Adenosine 5'-triphosphate (ATP) is the main co-transmitter accompanying the release of acetylcholine from motor nerve terminals. Previously, we revealed the direct inhibitory action of extracellular ATP on transmitter release via redox-dependent mechanism. However, the receptor mechanism of ATP action and ATP-induced sources of reactive oxygen sources (ROS) remained not fully understood. In the current study, using microelectrode recordings of synaptic currents from the frog neuromuscular junction, we analyzed the receptor subtype involved in synaptic action of ATP, receptor coupling to NADPH oxidase and potential location of ATP receptors within the lipid rafts. Using subtype-specific antagonists, we found that the P2Y13 blocker 2-[(2-chloro-5-nitrophenyl)azo]-5-hydroxy-6-methyl-3-[(phosphonooxy)methyl]-4-pyridinecarboxaldehyde did not prevent the depressant action of ATP. In contrast, the P2Y12 antagonist 2-methylthioadenosine 5'-monophosphate abolished the inhibitory action of ATP, suggesting the key role of P2Y12 receptors in ATP action. As the action of ATP is redox-dependent, we also tested potential involvement of the NADPH oxidase, known as a common inducer of ROS. The depressant action of extracellular ATP was significantly reduced by diphenyleneiodonium chloride and 4-(2-aminoethyl)-benzenesulfonyl fluoride hydrochloride, two structurally different inhibitors of NADPH oxidase, indicating that this enzyme indeed mediates the action of ATP. Since the location and activity of various receptors are often associated with lipid rafts, we next tested whether ATP-driven inhibition depends on lipid rafts. We found that the disruption of lipid rafts with methyl-beta-cyclodextrin reduced and largely delayed the action of ATP. Taken together, these data revealed key steps in the purinergic control of synaptic transmission via P2Y12 receptors associated with lipid rafts, and identified NADPH oxidase as the main source of ATP-induced inhibitory ROS at the neuromuscular junction. Our data suggest that the location of P2Y receptors in lipid rafts speeds up the modulatory effect of ATP. Uncovered mechanisms may contribute to motor dysfunctions and neuromuscular diseases associated with oxidative stress.
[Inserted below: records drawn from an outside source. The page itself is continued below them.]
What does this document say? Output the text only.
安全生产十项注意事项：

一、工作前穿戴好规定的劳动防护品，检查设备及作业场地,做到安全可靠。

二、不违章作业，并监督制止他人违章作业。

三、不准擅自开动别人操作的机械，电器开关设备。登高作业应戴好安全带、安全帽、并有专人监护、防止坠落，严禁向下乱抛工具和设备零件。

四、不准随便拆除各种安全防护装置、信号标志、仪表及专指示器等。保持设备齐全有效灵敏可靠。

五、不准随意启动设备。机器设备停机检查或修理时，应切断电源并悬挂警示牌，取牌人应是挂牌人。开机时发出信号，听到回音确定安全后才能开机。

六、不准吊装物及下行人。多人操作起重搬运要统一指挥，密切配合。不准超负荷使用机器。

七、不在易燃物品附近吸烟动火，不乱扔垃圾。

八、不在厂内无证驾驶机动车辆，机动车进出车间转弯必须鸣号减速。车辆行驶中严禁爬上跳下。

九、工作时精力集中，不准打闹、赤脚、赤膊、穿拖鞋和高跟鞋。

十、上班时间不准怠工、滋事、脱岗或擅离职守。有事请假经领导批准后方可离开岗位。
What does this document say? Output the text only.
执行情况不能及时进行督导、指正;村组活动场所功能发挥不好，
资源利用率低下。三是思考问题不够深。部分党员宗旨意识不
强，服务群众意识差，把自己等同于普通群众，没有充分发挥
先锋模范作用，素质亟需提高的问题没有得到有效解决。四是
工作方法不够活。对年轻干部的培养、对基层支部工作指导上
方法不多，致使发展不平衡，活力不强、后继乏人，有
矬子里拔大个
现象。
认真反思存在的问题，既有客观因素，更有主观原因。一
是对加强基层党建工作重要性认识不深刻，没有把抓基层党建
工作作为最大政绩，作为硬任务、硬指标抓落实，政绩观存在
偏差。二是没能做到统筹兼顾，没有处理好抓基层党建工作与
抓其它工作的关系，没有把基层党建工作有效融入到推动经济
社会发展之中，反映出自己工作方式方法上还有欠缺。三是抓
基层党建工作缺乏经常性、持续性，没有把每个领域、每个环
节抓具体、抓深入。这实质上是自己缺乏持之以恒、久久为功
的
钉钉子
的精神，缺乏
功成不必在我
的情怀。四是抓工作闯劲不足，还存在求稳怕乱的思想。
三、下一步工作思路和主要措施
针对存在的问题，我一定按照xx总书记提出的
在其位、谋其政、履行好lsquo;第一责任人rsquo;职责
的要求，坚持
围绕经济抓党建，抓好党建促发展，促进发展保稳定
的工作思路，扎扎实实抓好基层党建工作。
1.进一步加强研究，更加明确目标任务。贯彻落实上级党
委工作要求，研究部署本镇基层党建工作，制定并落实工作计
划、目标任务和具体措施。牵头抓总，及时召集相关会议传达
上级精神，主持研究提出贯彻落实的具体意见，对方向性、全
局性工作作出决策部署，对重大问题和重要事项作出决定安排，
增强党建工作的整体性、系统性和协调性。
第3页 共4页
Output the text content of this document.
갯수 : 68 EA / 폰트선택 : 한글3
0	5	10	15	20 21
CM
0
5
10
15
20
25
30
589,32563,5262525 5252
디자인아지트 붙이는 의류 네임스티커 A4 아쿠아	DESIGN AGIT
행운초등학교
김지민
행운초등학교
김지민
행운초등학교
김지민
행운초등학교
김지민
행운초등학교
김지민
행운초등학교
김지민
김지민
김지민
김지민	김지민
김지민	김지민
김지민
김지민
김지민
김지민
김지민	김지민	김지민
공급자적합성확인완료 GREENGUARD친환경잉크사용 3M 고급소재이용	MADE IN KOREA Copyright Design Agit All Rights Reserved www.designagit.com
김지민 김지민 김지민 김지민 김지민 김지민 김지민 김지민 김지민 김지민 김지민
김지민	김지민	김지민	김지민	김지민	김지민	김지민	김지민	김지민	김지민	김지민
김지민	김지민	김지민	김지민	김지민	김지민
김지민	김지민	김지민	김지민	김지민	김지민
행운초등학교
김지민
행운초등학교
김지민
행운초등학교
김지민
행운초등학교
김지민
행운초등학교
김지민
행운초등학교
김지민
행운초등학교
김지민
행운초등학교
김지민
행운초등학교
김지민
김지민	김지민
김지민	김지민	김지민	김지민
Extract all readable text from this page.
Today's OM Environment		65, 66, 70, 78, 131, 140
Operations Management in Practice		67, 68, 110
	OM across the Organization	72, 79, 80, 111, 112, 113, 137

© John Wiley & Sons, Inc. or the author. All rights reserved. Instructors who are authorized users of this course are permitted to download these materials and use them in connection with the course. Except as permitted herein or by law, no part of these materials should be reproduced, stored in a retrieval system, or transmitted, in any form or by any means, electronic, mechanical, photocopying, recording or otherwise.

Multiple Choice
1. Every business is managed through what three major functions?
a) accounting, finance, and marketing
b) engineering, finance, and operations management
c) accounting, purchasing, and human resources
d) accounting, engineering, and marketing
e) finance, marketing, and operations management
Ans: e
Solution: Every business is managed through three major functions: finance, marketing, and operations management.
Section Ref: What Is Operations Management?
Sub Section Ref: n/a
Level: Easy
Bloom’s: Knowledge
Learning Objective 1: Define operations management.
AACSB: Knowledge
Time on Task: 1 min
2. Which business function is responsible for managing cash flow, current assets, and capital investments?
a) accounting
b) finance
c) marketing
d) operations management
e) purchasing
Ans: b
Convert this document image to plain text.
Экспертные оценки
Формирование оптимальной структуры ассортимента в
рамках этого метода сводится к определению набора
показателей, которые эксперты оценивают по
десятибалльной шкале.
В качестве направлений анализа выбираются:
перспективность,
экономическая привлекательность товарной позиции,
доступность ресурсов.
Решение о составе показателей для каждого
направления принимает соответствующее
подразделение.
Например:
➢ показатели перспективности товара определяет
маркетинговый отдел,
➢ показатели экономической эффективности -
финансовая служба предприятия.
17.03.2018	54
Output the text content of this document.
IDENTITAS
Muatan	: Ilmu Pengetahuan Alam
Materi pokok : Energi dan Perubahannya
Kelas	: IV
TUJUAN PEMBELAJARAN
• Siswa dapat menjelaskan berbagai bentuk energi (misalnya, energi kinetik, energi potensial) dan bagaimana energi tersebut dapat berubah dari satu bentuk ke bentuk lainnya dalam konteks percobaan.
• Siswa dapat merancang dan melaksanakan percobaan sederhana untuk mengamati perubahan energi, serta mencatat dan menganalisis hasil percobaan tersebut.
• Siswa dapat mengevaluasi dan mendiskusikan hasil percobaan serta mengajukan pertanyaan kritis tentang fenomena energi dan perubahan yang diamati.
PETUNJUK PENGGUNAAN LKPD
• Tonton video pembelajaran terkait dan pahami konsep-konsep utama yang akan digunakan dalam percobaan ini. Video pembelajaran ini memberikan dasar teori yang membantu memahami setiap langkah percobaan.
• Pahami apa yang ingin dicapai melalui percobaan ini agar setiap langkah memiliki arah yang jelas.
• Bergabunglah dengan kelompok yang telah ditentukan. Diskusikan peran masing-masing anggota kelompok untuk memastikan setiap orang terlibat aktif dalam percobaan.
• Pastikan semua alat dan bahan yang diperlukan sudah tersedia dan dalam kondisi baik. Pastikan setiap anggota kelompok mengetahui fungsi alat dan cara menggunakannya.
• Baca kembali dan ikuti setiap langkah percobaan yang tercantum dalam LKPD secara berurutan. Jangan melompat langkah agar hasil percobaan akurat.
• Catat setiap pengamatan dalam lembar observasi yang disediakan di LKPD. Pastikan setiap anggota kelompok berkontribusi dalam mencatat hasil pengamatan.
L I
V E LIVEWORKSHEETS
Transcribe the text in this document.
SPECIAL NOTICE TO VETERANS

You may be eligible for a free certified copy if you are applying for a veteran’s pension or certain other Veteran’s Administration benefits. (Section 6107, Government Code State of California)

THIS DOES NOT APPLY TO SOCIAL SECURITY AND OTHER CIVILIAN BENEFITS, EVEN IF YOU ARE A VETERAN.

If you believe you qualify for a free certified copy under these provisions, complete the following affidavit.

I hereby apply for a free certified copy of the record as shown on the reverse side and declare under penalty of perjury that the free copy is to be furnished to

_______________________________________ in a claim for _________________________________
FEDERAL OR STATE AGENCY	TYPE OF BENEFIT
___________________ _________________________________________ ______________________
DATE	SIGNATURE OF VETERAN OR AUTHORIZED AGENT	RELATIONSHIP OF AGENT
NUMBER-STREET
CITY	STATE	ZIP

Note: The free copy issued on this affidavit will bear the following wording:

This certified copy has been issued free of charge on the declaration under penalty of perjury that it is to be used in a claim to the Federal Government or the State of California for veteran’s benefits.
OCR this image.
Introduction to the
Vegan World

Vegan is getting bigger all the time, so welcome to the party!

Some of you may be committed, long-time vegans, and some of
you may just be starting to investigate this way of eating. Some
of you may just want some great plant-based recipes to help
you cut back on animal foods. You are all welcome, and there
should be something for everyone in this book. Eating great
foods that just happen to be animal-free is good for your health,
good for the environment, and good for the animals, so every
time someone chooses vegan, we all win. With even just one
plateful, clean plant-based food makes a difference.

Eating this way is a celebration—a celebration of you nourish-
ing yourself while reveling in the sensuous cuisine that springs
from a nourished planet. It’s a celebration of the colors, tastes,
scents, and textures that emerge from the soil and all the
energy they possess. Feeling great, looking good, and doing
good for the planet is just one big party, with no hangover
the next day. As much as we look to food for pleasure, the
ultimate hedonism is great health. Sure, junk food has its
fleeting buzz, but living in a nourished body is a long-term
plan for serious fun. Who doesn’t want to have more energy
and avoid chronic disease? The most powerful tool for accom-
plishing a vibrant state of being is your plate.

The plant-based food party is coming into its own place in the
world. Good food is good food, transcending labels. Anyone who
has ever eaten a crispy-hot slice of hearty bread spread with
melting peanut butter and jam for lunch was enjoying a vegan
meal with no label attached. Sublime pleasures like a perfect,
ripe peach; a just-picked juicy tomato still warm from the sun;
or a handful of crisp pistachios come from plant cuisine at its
腺苷5'-三磷酸(ATP)是伴随乙酰胆碱从运动神经末梢释放的主要共递质。此前,我们揭示了细胞外ATP通过氧化还原依赖性机制对递质释放的直接抑制作用。然而,ATP作用的受体机制以及ATP诱导的活性氧来源(ROS)仍未完全了解。在当前研究中,我们使用青蛙神经肌肉接头突触电流的微电极记录,分析了参与ATP突触作用的受体亚型、与NADPH氧化酶偶联的受体以及脂质筏内ATP受体的潜在位置。使用亚型特异性拮抗剂,我们发现P2Y13阻滞剂2-[(2-氯-5-硝基苯基)偶氮]-5-羟基-6-甲基-3-[(膦酰氧基)甲基]-4-吡啶甲醛并不能阻止ATP的抑制作用。相反,P2Y12拮抗剂2-甲硫基腺苷5'-单磷酸消除了ATP的抑制作用,表明P2Y12受体在ATP作用中起关键作用。由于ATP的作用是氧化还原依赖性的,我们还测试了NADPH氧化酶(已知为ROS的常见诱导剂)的潜在参与情况。二苯基碘鎓氯化物和4-(2-氨基乙基)-苯磺酰氟盐酸盐这两种结构不同的NADPH氧化酶抑制剂显著降低了细胞外ATP的抑制作用,表明该酶确实介导了ATP的作用。由于各种受体的定位和活性通常与脂质筏相关,我们接下来测试了ATP驱动的抑制是否依赖于脂质筏。我们发现用甲基-β-环糊精破坏脂质筏会降低并大大延迟ATP的作用。综上所述,这些数据揭示了通过与脂质筏相关的P2Y12受体对突触传递进行嘌呤能控制的关键步骤,并确定NADPH氧化酶是神经肌肉接头处ATP诱导的抑制性ROS的主要来源。我们的数据表明,P2Y受体在脂质筏中的定位加快了ATP的调节作用。所揭示的机制可能导致与氧化应激相关的运动功能障碍和神经肌肉疾病。